We see an extended sequence of Rick filming the part of the bad guy on a TV western pilot, half a foot in his head – there are no cameras around him, no breaks between set-ups, his performance more how he sees it than how the TV viewer ever will (the camera’s rolling rotation between DiCaprio and scene partner Timothy Olyphant acting as the mirror Rick won’t even look directly into). It’s a stunning sequence in part because of its long takes, in large part because DiCaprio tears it apart both as Rick and as the character Rick’s playing, and because it seems to have so little bearing on the film – why all this effort on the making of a TV pilot? – until gradually, it feels like that’s all that ever mattered. How we see ourselves, and forgetting that others might.
This is the loosest screenplay Tarantino has yet written, largely bereft of the ultra-clever lines that have marked his work from the start. The payoffs are so barely telegraphed that their eventual fruition could be sudden inspiration. I’d even venture to say Tarantino’s finally made the old-man film he was attempting to retire before realizing, a film made on reflex, about all the spare moments between the big moments. He was praised for this in Pulp Fiction, rightly so, but in retrospect it feels like he filled that time with smaller big moments. His characters were too clever to ever be really bored. Here, Sharon wanders past a theater three times before deciding to go inside.
And you feel, through this lax quality and the length of time he spends with the simplest things, Tarantino’s desire to live inside it.
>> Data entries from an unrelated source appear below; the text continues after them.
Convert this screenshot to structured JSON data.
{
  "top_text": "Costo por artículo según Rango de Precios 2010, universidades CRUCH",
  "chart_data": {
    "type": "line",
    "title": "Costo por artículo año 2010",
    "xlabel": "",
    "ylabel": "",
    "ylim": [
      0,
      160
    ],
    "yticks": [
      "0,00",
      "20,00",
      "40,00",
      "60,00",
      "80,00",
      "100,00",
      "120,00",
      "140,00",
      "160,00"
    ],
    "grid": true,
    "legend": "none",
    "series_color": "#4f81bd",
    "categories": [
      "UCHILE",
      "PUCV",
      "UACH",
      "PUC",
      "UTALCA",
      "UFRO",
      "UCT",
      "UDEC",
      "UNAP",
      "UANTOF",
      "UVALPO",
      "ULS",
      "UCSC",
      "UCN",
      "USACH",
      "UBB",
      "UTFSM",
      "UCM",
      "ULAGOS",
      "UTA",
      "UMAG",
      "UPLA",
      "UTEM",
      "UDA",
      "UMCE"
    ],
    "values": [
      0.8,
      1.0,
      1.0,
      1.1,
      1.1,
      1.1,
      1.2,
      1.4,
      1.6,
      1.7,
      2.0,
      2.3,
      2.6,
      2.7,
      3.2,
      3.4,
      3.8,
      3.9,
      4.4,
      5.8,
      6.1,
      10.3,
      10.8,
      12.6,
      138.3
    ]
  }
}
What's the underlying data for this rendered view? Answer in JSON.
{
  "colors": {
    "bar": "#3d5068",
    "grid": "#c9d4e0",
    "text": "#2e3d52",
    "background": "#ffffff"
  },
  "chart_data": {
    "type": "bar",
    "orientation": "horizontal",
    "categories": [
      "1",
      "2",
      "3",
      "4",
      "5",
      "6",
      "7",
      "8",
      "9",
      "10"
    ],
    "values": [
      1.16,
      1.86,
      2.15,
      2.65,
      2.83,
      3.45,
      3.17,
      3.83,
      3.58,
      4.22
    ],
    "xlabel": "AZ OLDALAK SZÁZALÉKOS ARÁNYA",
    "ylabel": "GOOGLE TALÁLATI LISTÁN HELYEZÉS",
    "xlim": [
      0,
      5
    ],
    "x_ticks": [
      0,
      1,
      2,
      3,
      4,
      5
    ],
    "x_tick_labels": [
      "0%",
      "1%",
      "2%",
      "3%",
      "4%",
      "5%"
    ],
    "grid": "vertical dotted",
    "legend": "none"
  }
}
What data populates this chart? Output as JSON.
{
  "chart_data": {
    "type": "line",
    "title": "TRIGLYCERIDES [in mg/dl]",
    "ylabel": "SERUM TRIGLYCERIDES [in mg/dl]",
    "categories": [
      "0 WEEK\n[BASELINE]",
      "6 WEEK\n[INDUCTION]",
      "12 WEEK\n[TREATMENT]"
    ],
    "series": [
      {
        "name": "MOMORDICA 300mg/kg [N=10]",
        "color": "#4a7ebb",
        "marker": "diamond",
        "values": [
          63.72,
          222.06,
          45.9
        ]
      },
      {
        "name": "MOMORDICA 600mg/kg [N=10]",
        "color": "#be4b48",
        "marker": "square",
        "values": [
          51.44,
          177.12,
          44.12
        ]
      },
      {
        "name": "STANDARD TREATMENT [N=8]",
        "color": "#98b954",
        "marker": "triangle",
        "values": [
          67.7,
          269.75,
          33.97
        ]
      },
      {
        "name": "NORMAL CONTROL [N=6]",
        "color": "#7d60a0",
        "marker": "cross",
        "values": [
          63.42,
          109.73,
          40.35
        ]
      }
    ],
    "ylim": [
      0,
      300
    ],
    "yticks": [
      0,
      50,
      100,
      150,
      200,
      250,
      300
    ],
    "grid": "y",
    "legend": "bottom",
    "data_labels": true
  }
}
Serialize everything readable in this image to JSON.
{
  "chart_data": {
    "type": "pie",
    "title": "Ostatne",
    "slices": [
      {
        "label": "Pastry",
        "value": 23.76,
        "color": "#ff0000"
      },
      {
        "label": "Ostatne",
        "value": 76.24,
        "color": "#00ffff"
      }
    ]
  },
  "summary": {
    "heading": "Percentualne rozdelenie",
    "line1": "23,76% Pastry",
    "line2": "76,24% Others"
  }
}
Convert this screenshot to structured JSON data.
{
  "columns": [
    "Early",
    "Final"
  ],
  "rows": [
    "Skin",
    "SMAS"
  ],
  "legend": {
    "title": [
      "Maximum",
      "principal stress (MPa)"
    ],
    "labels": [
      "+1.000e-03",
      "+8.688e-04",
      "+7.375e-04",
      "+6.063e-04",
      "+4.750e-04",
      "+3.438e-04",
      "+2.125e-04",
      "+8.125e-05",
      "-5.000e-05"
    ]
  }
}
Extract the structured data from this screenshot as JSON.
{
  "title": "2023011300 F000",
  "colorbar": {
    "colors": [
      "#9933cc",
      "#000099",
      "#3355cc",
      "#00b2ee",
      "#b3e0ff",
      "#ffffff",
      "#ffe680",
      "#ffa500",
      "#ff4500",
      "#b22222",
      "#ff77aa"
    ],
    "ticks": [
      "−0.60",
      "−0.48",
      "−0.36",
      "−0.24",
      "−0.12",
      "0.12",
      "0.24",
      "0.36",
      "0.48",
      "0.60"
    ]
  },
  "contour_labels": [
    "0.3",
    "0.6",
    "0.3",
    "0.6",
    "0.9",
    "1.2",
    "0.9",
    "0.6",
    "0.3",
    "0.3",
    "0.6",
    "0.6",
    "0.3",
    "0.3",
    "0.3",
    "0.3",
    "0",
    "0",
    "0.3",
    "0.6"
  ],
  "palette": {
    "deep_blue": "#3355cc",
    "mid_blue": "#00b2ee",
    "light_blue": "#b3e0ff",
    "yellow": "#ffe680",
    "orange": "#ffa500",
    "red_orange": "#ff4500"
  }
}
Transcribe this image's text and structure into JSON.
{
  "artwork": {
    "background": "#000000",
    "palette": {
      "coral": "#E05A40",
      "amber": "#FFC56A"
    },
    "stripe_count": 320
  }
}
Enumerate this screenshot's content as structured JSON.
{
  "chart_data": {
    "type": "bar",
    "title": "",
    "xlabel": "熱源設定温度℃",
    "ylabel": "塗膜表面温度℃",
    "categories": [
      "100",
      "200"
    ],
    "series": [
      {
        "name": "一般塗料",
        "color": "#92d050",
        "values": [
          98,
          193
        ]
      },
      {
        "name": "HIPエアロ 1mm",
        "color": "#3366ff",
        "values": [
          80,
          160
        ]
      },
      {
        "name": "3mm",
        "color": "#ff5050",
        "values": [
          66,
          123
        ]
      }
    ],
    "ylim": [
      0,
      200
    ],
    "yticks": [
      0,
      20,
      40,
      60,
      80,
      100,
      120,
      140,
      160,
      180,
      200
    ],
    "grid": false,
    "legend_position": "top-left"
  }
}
It’s clear he could spend the entire film driving up and down Hollywood Blvd, dipping into restaurants and shops, chatting up their proprietors for even a few seconds. His desperation for details – the radio jingles, the ads on the road, the old signs that come alive as August 8th creeps towards August 9th – all mark a world he is ecstatic to recreate. I love these kinds of films, made for the pleasure of their making. It’s a dream of the past, a dream of the town that makes our dreams come true.
Those who saw Inglourious Basterds will know that Tarantino’s dreams do not hew precisely to the historical record, and the extent to which he faithfully depicts the events of August 9th, I’ll leave for you to discover. It stirred a lot of questions in me about the morality of bringing the dead to life onscreen, and revisiting a tragedy so horrific as to be unimaginable for most of us. There’s a strong case to be made that Tarantino does so irresponsibly. I don’t have a conclusive thought on that yet, nor would I expect to after a single viewing. I do feel that, as a film, as a thing one sits in for nearly three hours and wanders around and ruminates it, it’s a bold, strange, incredibly alluring experience. But I share Tarantino’s fondness for the era, and the dream is powerfully persuasive.
love leonardo on this movie
Wonderfully written review. 48 hours later and I still can’t shake the beautiful, melancholic mood this one left me with.